After deriving this with forward differencing formula & Taylor series:
$$ D_1 f = f'(x_{i}) = \frac{f(x_{i+1}) - f(x_{i})}{h} - \frac{f''(x_{i})h}{2!} $$
which could perhaps also be written as:
$$\tag 1 f'(x) \approx \dfrac{f(x+h)-f(x)}{h}$$
I need to apply Richardson Extrapolation to it to find a formula with a smaller error value. From the tutorials I have seen, i understand that I need to use central differnecing formula but I am unable to understand how as the examples I have seen online are quite different.

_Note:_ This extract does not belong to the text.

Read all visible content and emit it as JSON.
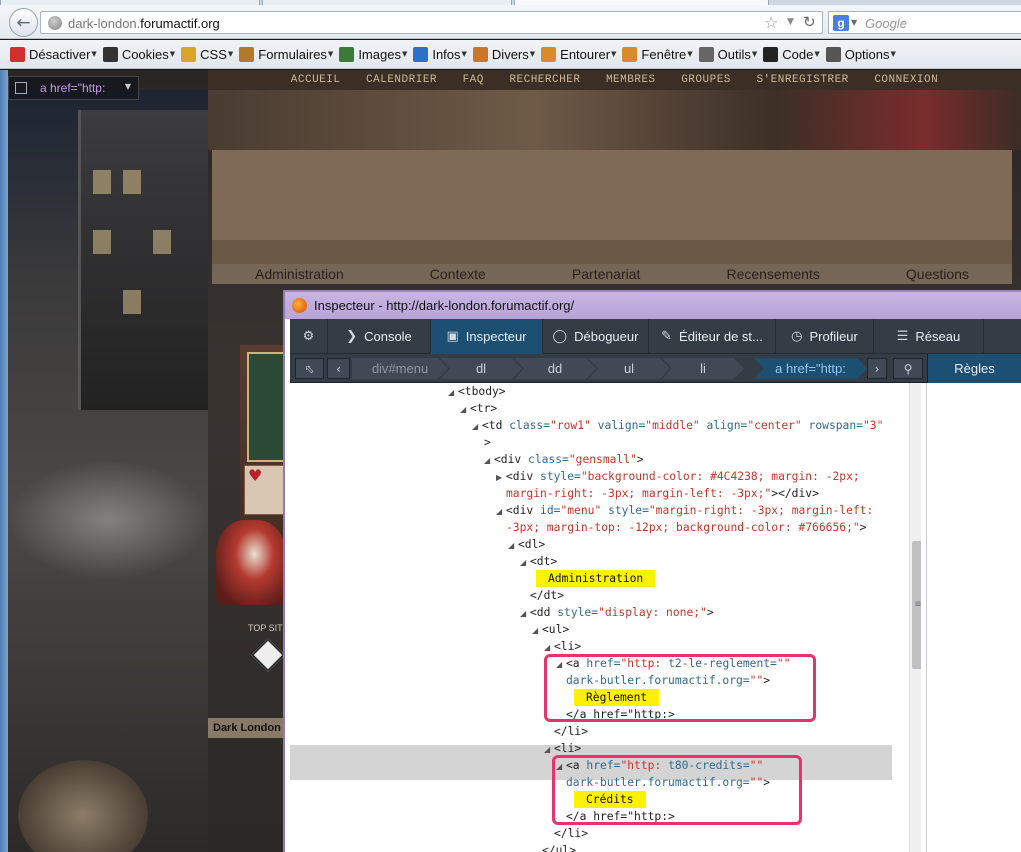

The next step that I could think of was this:
$$\tag 2 f'(x) \approx 2\dfrac{f(x+h/2)-f(x)}{h}$$
but I don't know how to proceed.
Could explain step by step or give reference to a relevant example?
You have a formula for approximating $f'(x)$ with step-size $h$: $$ f'(x)=\frac{f(x+h)-f(x)}{h}+Kh+O(h^2)=[f](h)+Kh+O(h^2)$$ where $K$ is some constant (all we are saying is that the error is proportional to $h$ and has higher-order terms) and I've used $[f](h)$ to mean $(f(x+h)-f(x))/h$. Now we also have,
$$ f'(x)=\frac{f(x+h/2)-f(x)}{h/2}+\frac{Kh}{2}+O(h^2)=[f]\left(\frac{h}{2}\right)+\frac{Kh}{2}+O(h^2) $$ and so we can combine $[f](h)$ and $[f](h/2)$ to eliminate the $Kh$ terms: $$\begin{align*}-f(x)+2f'(x)&=-\left([f](h)+Kh+O(h^2)\right)+2\left([f](h/2)+\frac{Kh}{2}+O(h^2)\right) \\ f'(x)&=2[f]\left(\frac{h}{2}\right)-[f](h)+O(h^2) \end{align*} $$ so $$2[f]\left(\frac{h}{2}\right)-[f](h)=4\frac{f(x+h/2)-f(x)}{h}-\frac{f(x+h)-f(x)}{h}=\frac{-f(x+h)+4f(x+h/2)-3f(x)}{h}$$ is an $O(h^2)$ approximation to $f'(x)$.